Tuskegee Airmen Honored with Highway Renaming


A portion of Interstate 80 through Solano County was dedicated to honor the Tuskegee Airmen.

A bill by Senator Lois Wolk, D-Solano, to honor the Tuskegee Airmen and the contributions they made during World War II won approval in Sacramento and designates Interstate 80 between Midway Road and the State Route 12 East interchange as the Tuskegee Airmen Memorial Highway.

The dedication ceremony took place Thursday at the VA Memorial Hall, Dixon.. City officials and others spoke, along with Vacaville resident Lt. Colonel James C. Warren, USAF, retired, an original Tuskegee Airman.

Special guest Edith Roberts participated in unveiling a replica of the Tuskegee Airmen Memorial Highway sign. Her husband, Col. George S. Roberts, was the first Tuskegee Airman and later became commander of the famed Tuskegee Airmen 99th Fighter Squadron and commander of the 332nd Fighter Group.

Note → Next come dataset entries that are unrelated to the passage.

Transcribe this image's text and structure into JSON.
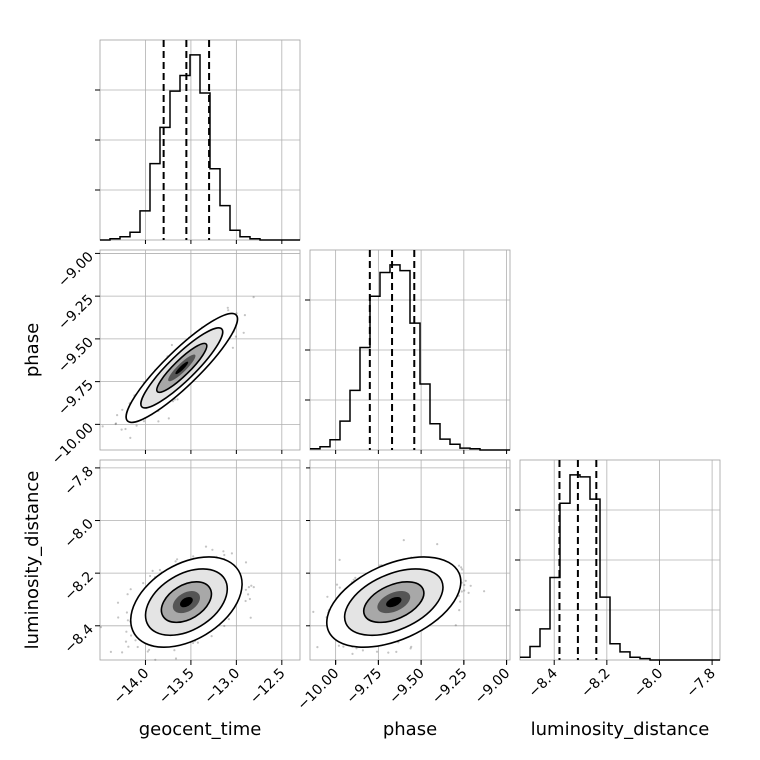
{
  "chart_data": {
    "type": "corner",
    "parameters": [
      "geocent_time",
      "phase",
      "luminosity_distance"
    ],
    "axis_labels": {
      "geocent_time": "geocent_time",
      "phase": "phase",
      "luminosity_distance": "luminosity_distance"
    },
    "ranges": {
      "geocent_time": [
        -14.5,
        -12.3
      ],
      "phase": [
        -10.15,
        -8.98
      ],
      "luminosity_distance": [
        -8.53,
        -7.77
      ]
    },
    "ticks": {
      "geocent_time": [
        -14.0,
        -13.5,
        -13.0,
        -12.5
      ],
      "phase": [
        -10.0,
        -9.75,
        -9.5,
        -9.25,
        -9.0
      ],
      "luminosity_distance": [
        -8.4,
        -8.2,
        -8.0,
        -7.8
      ]
    },
    "tick_labels": {
      "geocent_time": [
        "−14.0",
        "−13.5",
        "−13.0",
        "−12.5"
      ],
      "phase": [
        "−10.00",
        "−9.75",
        "−9.50",
        "−9.25",
        "−9.00"
      ],
      "luminosity_distance": [
        "−8.4",
        "−8.2",
        "−8.0",
        "−7.8"
      ]
    },
    "phase_row_tick_labels": [
      "−10.00",
      "−9.75",
      "−9.50",
      "−9.25",
      "−9.00"
    ],
    "histograms": {
      "geocent_time": {
        "bins": [
          -14.5,
          -14.39,
          -14.28,
          -14.17,
          -14.06,
          -13.95,
          -13.84,
          -13.73,
          -13.62,
          -13.51,
          -13.4,
          -13.29,
          -13.18,
          -13.07,
          -12.96,
          -12.85,
          -12.74,
          -12.63,
          -12.52,
          -12.41,
          -12.3
        ],
        "counts": [
          0,
          2,
          5,
          12,
          45,
          118,
          174,
          230,
          254,
          286,
          227,
          110,
          53,
          15,
          5,
          2,
          0,
          0,
          0,
          0
        ],
        "quantiles": [
          -13.8,
          -13.55,
          -13.3
        ]
      },
      "phase": {
        "bins": [
          -10.15,
          -10.0915,
          -10.033,
          -9.9745,
          -9.916,
          -9.8575,
          -9.799,
          -9.7405,
          -9.682,
          -9.6235,
          -9.565,
          -9.5065,
          -9.448,
          -9.3895,
          -9.331,
          -9.2725,
          -9.214,
          -9.1555,
          -9.097,
          -9.0385,
          -8.98
        ],
        "counts": [
          2,
          5,
          16,
          45,
          93,
          160,
          240,
          277,
          289,
          280,
          198,
          103,
          41,
          17,
          9,
          3,
          2,
          0,
          0,
          0
        ],
        "quantiles": [
          -9.8,
          -9.67,
          -9.54
        ]
      },
      "luminosity_distance": {
        "bins": [
          -8.53,
          -8.492,
          -8.454,
          -8.416,
          -8.378,
          -8.34,
          -8.302,
          -8.264,
          -8.226,
          -8.188,
          -8.15,
          -8.112,
          -8.074,
          -8.036,
          -7.998,
          -7.96,
          -7.922,
          -7.884,
          -7.846,
          -7.808,
          -7.77
        ],
        "counts": [
          4,
          20,
          46,
          122,
          232,
          274,
          271,
          238,
          93,
          24,
          12,
          4,
          2,
          0,
          0,
          0,
          0,
          0,
          0,
          0
        ],
        "quantiles": [
          -8.38,
          -8.31,
          -8.24
        ]
      }
    },
    "pairs": [
      {
        "x": "geocent_time",
        "y": "phase",
        "mean": [
          -13.6,
          -9.67
        ],
        "sd": [
          0.25,
          0.13
        ],
        "corr": 0.9
      },
      {
        "x": "geocent_time",
        "y": "luminosity_distance",
        "mean": [
          -13.55,
          -8.31
        ],
        "sd": [
          0.25,
          0.07
        ],
        "corr": 0.4
      },
      {
        "x": "phase",
        "y": "luminosity_distance",
        "mean": [
          -9.66,
          -8.31
        ],
        "sd": [
          0.16,
          0.07
        ],
        "corr": 0.45
      }
    ],
    "grid": true,
    "colors": {
      "line": "#000000",
      "points": "#555555",
      "grid": "#b0b0b0",
      "frame": "#a0a0a0"
    }
  }
}
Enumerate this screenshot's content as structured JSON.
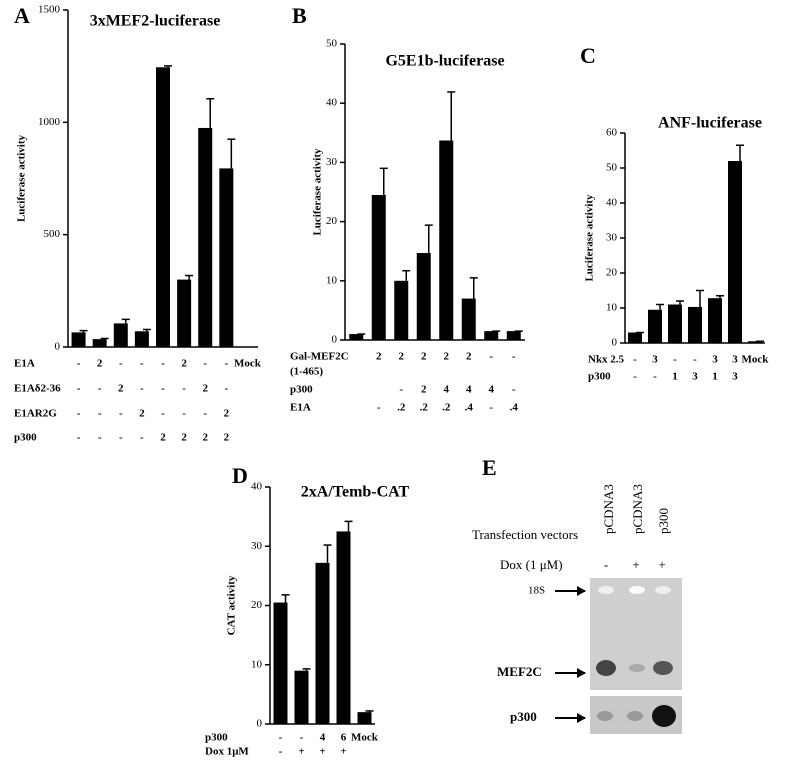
{
  "chart_data": [
    {
      "type": "bar",
      "panel": "A",
      "title": "3xMEF2-luciferase",
      "ylabel": "Luciferase activity",
      "color": "#000000",
      "values": [
        65,
        35,
        105,
        70,
        1245,
        300,
        975,
        795
      ],
      "errors": [
        8,
        3,
        18,
        8,
        6,
        18,
        130,
        130
      ],
      "ylim": [
        0,
        1500
      ],
      "yticks": [
        0,
        500,
        1000,
        1500
      ],
      "conditions": [
        {
          "label": "E1A",
          "cells": [
            "-",
            "2",
            "-",
            "-",
            "-",
            "2",
            "-",
            "-",
            "Mock"
          ]
        },
        {
          "label": "E1Aδ2-36",
          "cells": [
            "-",
            "-",
            "2",
            "-",
            "-",
            "-",
            "2",
            "-"
          ]
        },
        {
          "label": "E1AR2G",
          "cells": [
            "-",
            "-",
            "-",
            "2",
            "-",
            "-",
            "-",
            "2"
          ]
        },
        {
          "label": "p300",
          "cells": [
            "-",
            "-",
            "-",
            "-",
            "2",
            "2",
            "2",
            "2"
          ]
        }
      ]
    },
    {
      "type": "bar",
      "panel": "B",
      "title": "G5E1b-luciferase",
      "ylabel": "Luciferase activity",
      "color": "#000000",
      "values": [
        1,
        24.5,
        10,
        14.7,
        33.7,
        7,
        1.5,
        1.5
      ],
      "errors": [
        0,
        4.5,
        1.7,
        4.7,
        8.2,
        3.5,
        0,
        0
      ],
      "ylim": [
        0,
        50
      ],
      "yticks": [
        0,
        10,
        20,
        30,
        40,
        50
      ],
      "conditions": [
        {
          "label": "Gal-MEF2C",
          "sublabel": "(1-465)",
          "cells": [
            null,
            "2",
            "2",
            "2",
            "2",
            "2",
            "-",
            "-"
          ]
        },
        {
          "label": "p300",
          "cells": [
            null,
            null,
            "-",
            "2",
            "4",
            "4",
            "4",
            "-"
          ]
        },
        {
          "label": "E1A",
          "cells": [
            null,
            "-",
            ".2",
            ".2",
            ".2",
            ".4",
            "-",
            ".4"
          ]
        }
      ]
    },
    {
      "type": "bar",
      "panel": "C",
      "title": "ANF-luciferase",
      "ylabel": "Luciferase activity",
      "color": "#000000",
      "values": [
        3,
        9.5,
        11,
        10.3,
        12.8,
        52,
        0.5
      ],
      "errors": [
        0,
        1.5,
        1,
        4.7,
        0.7,
        4.5,
        0
      ],
      "ylim": [
        0,
        60
      ],
      "yticks": [
        0,
        10,
        20,
        30,
        40,
        50,
        60
      ],
      "conditions": [
        {
          "label": "Nkx 2.5",
          "cells": [
            "-",
            "3",
            "-",
            "-",
            "3",
            "3",
            "Mock"
          ]
        },
        {
          "label": "p300",
          "cells": [
            "-",
            "-",
            "1",
            "3",
            "1",
            "3"
          ]
        }
      ]
    },
    {
      "type": "bar",
      "panel": "D",
      "title": "2xA/Temb-CAT",
      "ylabel": "CAT activity",
      "color": "#000000",
      "values": [
        20.5,
        9,
        27.2,
        32.5,
        2
      ],
      "errors": [
        1.3,
        0.3,
        3,
        1.7,
        0.2
      ],
      "ylim": [
        0,
        40
      ],
      "yticks": [
        0,
        10,
        20,
        30,
        40
      ],
      "conditions": [
        {
          "label": "p300",
          "cells": [
            "-",
            "-",
            "4",
            "6",
            "Mock"
          ]
        },
        {
          "label": "Dox 1μM",
          "cells": [
            "-",
            "+",
            "+",
            "+"
          ]
        }
      ]
    }
  ],
  "gel": {
    "panel": "E",
    "row_title": "Transfection vectors",
    "lanes": [
      "pCDNA3",
      "pCDNA3",
      "p300"
    ],
    "dox_label": "Dox (1 μM)",
    "dox": [
      "-",
      "+",
      "+"
    ],
    "bands": [
      "18S",
      "MEF2C",
      "p300"
    ]
  }
}
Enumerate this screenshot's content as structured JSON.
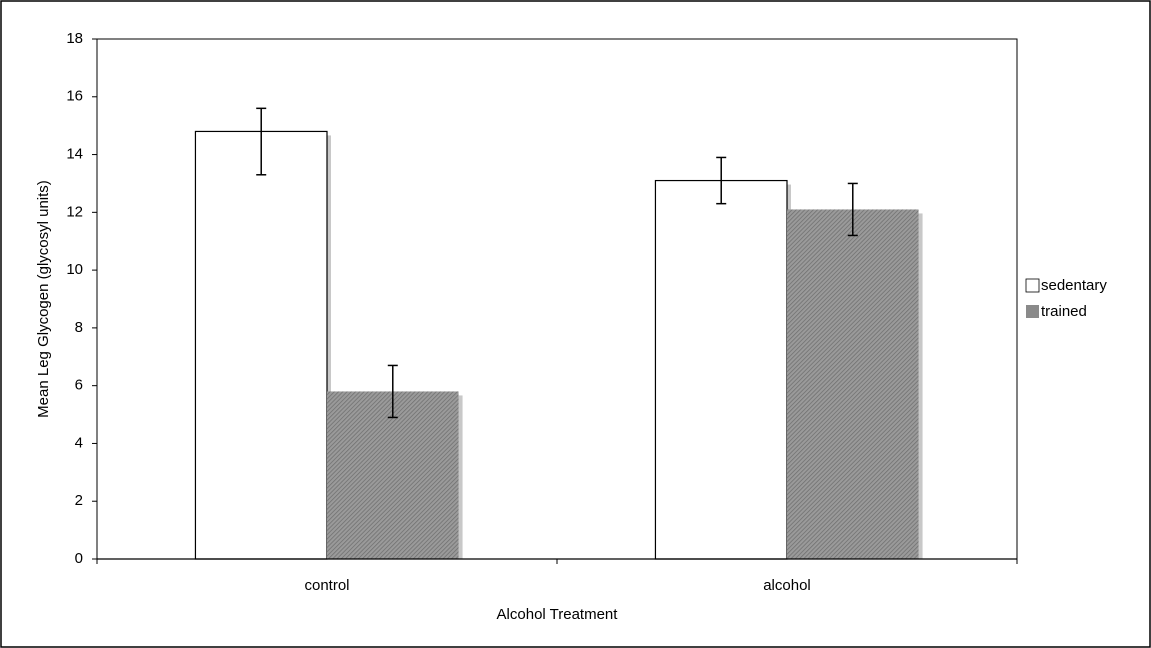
{
  "chart_data": {
    "type": "bar",
    "x_label": "Alcohol Treatment",
    "y_label": "Mean Leg Glycogen (glycosyl units)",
    "categories": [
      "control",
      "alcohol"
    ],
    "series": [
      {
        "name": "sedentary",
        "color": "#ffffff",
        "values": [
          14.8,
          13.1
        ],
        "err_minus": [
          1.5,
          0.8
        ],
        "err_plus": [
          0.8,
          0.8
        ]
      },
      {
        "name": "trained",
        "color": "#8a8a8a",
        "values": [
          5.8,
          12.1
        ],
        "err_minus": [
          0.9,
          0.9
        ],
        "err_plus": [
          0.9,
          0.9
        ]
      }
    ],
    "ylim": [
      0,
      18
    ],
    "yticks": [
      0,
      2,
      4,
      6,
      8,
      10,
      12,
      14,
      16,
      18
    ],
    "legend": "right"
  }
}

The Tuskegee Airmen were the first African-American military aviators in the U.S. armed forces. During World War II, African Americans in many states were still subject to the Jim Crow laws, and the American military was racially segregated, as was much of the federal government.

The 99th Fighter Squadron scored the first aerial victory for the Tuskegee Airmen by downing a German FW-190.

Robert Vickers sang the National Anthem and the adopted Tuskegee Airmen song, “Straighten Up and Fly Right.” A fly-over will be flown by Bob Hertan and Lloyd Tincher flying a Beech Skipper owned by Lt. Colonel James Warren.